BOctober 26, 2022 11:45 am
Dear Judge Michel,
It’s worse than you think. Half of the CAFC is actively trying to confuse the law on patent eligibility while the cluelessness of a few other CAFC judges acts as a crazy catalyst.
The remaining few (Moore and Newman being the sometimes exceptions) won’t call out their fellow judges
AnonOctober 26, 2022 09:32 am
To the respected retired Judge’s comments of regarding [__] Michel said he believes it’s ultimately Congress’ job to make the kind of policy judgments the Supreme Court and Federal Circuit have been making in this sphere, there is still a lot more the Federal Circuit could be doing to help the situation, I will note that I was among the first in the patent blogosphere to make BOTH of those points:
1) the judicial branch is re-writing law (NOT using common law properly to fill in the gaps — that is, legislating from the bench) – that duty of writing law belonging to Congress; and
2) (perhaps having been brow-beaten by the Supreme Court), the CAFC has only continued to
— add rope to the Gordian Knot of (the Supreme Court’s making of) 101 jurisprudence that is simply internally inconsistent —
with its LACK of following through on its own procedural ‘respect for prior panel decisions’ (noting that the very first cases after the Supreme Court muckery validated a more expansive – and proper — view of eligibility.
concernedOctober 26, 2022 05:38 am
Quinn said. “I don’t understand across the spectrum in the patent world why people are not more aggressive at going back at these liars?” My attorney has been saying the same thing since I have known him.
“You make the law in your image if you can get one other panel member to join your opinion; that’s not law, that’s just power plays, and it’s really a very unfortunate development.”

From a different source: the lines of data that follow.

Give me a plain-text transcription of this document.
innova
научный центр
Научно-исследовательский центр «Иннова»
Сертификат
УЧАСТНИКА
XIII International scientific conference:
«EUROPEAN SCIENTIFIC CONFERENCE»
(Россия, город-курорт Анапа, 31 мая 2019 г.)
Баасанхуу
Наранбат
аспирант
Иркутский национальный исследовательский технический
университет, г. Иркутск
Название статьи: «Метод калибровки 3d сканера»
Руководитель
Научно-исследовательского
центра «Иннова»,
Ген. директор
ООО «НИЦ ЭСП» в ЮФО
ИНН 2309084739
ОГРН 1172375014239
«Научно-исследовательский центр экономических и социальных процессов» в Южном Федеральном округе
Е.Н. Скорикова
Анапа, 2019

Another observation my attorney made to me. I even have one such CAFC decision named after me. The preceding decision is hard to analysis, or is it hard to comprehend? Maybe the next CAFC panel will be able to decipher or perhaps encompass. Or maybe the next CAFC panel will just fall down and hit their “chin” again.
Pro SayOctober 25, 2022 07:51 pm
Notorious C.A.F.C., meet notorious S.C.O.T.U.S., meet notorious P.T.A.B., meet notorious C.O.N.G.R.E.S.S. . . . say hello to American innovation.
The American innovation you all crippled.